Living on the Edge

Publication Year: 1987.

Living on the Edge. Cherie Bremer-Kamp. Peregrine Smith Books, Layton, Utah, 1987. 213 pages, 33 color photos, 6 maps and diagrams. $19.95.

There are risks in writing about climbing that mirror the risks of the sport itself. The intensely personal nature of the struggle, and of our concepts of life and death, set the writer a delicate task. Cherie Bremer-Kamp, during the course of a deliberate life, has embraced both varieties of risk with fervor; in both cases, unfortunately, the hazards seem to have gotten the upper hand.

Ms. Bremer-Kamp and the late Chris Chandler first met during the 1978 American K2 Expedition. This book tells of their subsequent years and adventures together, culminating in the tragedy of their lonely winter attempt on Kanchenjunga in 1985, when Chris died of altitude-related illness and Cherie herself nearly failed to make it back down with their single Nepali helpmate.

The book begins promisingly, with a provocative account of an epic sea journey in a sailboat that the two of them had crafted in their spare time. This engaging introduction is then left behind for a gossip-laden account of their participation in the K2 expedition; and the reader is soon left in a state of unrequited curiosity as husband, children, and the rest of the author’s former life are apparently forgotten in order to pursue a love and a set of ideals that remain inadequately explicated. We are never treated to the background material that might serve to explain Chris and Cherie’s willingness to sacrifice so much for their great loves: climbing and each other. Dreams hide within these pages; we catch glimpses of them but their substance escapes. Brief, passing references to Cherie’s former spouse (who was also a member of the K2 expedition) do little to illuminate for us the power of emotions that can lead to such a complete disruption of one’s life, or the end of life itself.

Simultaneously paean and apologia, this book has great tragedy and the intense passions that lead up to it as its themes. There are moments of great honesty and insight, but in the end to read it is a saddening experience, not only for what it relates but also because the reader must ultimately come to grips with the fact that passion alone does not give a book substance.
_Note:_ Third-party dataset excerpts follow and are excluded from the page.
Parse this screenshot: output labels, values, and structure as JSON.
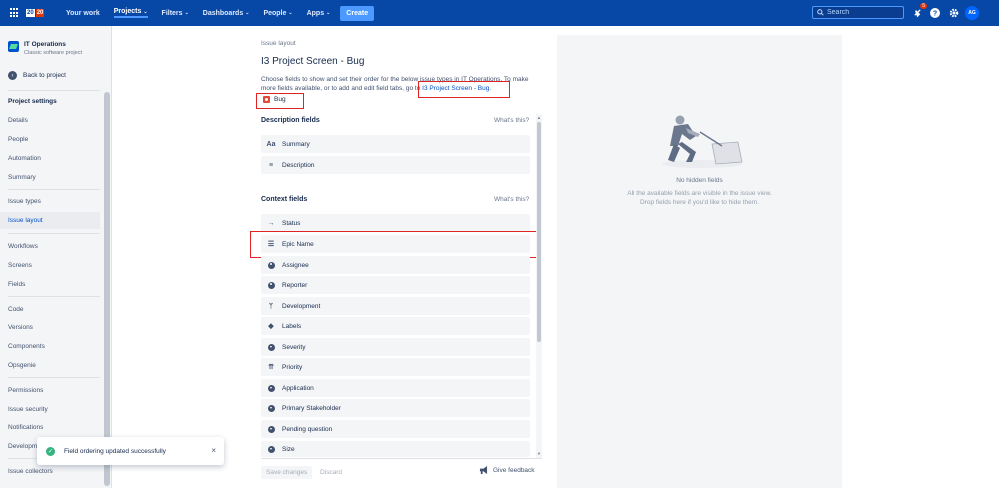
{
  "topnav": {
    "logo": [
      "20",
      "20"
    ],
    "items": [
      {
        "label": "Your work",
        "chevron": false
      },
      {
        "label": "Projects",
        "chevron": true
      },
      {
        "label": "Filters",
        "chevron": true
      },
      {
        "label": "Dashboards",
        "chevron": true
      },
      {
        "label": "People",
        "chevron": true
      },
      {
        "label": "Apps",
        "chevron": true
      }
    ],
    "create_label": "Create",
    "search_placeholder": "Search",
    "notification_count": "5",
    "avatar_initials": "AG"
  },
  "sidebar": {
    "project_name": "IT Operations",
    "project_type": "Classic software project",
    "back_label": "Back to project",
    "items": [
      {
        "label": "Project settings"
      },
      {
        "label": "Details"
      },
      {
        "label": "People"
      },
      {
        "label": "Automation"
      },
      {
        "label": "Summary"
      },
      {
        "label": "Issue types"
      },
      {
        "label": "Issue layout"
      },
      {
        "label": "Workflows"
      },
      {
        "label": "Screens"
      },
      {
        "label": "Fields"
      },
      {
        "label": "Code"
      },
      {
        "label": "Versions"
      },
      {
        "label": "Components"
      },
      {
        "label": "Opsgenie"
      },
      {
        "label": "Permissions"
      },
      {
        "label": "Issue security"
      },
      {
        "label": "Notifications"
      },
      {
        "label": "Development tools"
      },
      {
        "label": "Issue collectors"
      }
    ]
  },
  "main": {
    "breadcrumb": "Issue layout",
    "title": "I3 Project Screen - Bug",
    "intro_text": "Choose fields to show and set their order for the below issue types in IT Operations. To make more fields available, or to add and edit field tabs, go to ",
    "intro_link": "I3 Project Screen - Bug",
    "intro_end": ".",
    "issue_type": "Bug",
    "whats_this": "What's this?",
    "description_title": "Description fields",
    "description_fields": [
      "Summary",
      "Description"
    ],
    "context_title": "Context fields",
    "context_fields": [
      "Status",
      "Epic Name",
      "Assignee",
      "Reporter",
      "Development",
      "Labels",
      "Severity",
      "Priority",
      "Application",
      "Primary Stakeholder",
      "Pending question",
      "Size"
    ],
    "save_label": "Save changes",
    "discard_label": "Discard",
    "feedback_label": "Give feedback"
  },
  "hidden_panel": {
    "title": "No hidden fields",
    "desc_line1": "All the available fields are visible in the issue view.",
    "desc_line2": "Drop fields here if you'd like to hide them."
  },
  "toast": {
    "message": "Field ordering updated successfully"
  }
}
The depth and universality of the emotions dominating Living on the Edge are belied by their brief and anecdotal treatment; on the other hand, events and situations that should have been able to speak for themselves are either spoken for or treated so cursorily that they have no voice.

The author has taken upon herself a monumental task, essaying to draw the reader into the vortices of a very personal and tortuous relationship, and to show us what it means to confront the mountains at their most hostile with that relationship as shield and weapon. But the expository sections of the book are inadequate as a preparation for what is to come, and the climax—Chris’s death—serves only to bring the book to a hasty close. At this point, where it is most needed, Cherie’s introspective voice seems most at a loss for something meaningful to say.

The book seems to have been assembled hurriedly and (understandably) under great stress; the author herself acknowledges the essential support of family and friends in writing it. She has labored under the additional handicap of insensitive and careless editing; the reader’s empathy flows less freely around the obstacles of syntax and spelling that are thrown in his path. Especially annoying are the ubiquitous parenthetical conversions from metric to English measurements, present even during the most emotionally charged moments.

One can see that this book carries with it a lot of the author’s emotional sensibilities; the writing of it was, no doubt, a painful act of catharsis. Unfortunately the reader is apt to be an unsympathetic lout, and require a bit more guidance to understanding than Ms. Bremer-Kamp was able to give. There is too much of the author here, and too little of that painful world of hope, despair, and tragedy that she inhabits. And, inevitably, there is too little of Chris Chandler himself; but that, now, will always be the case.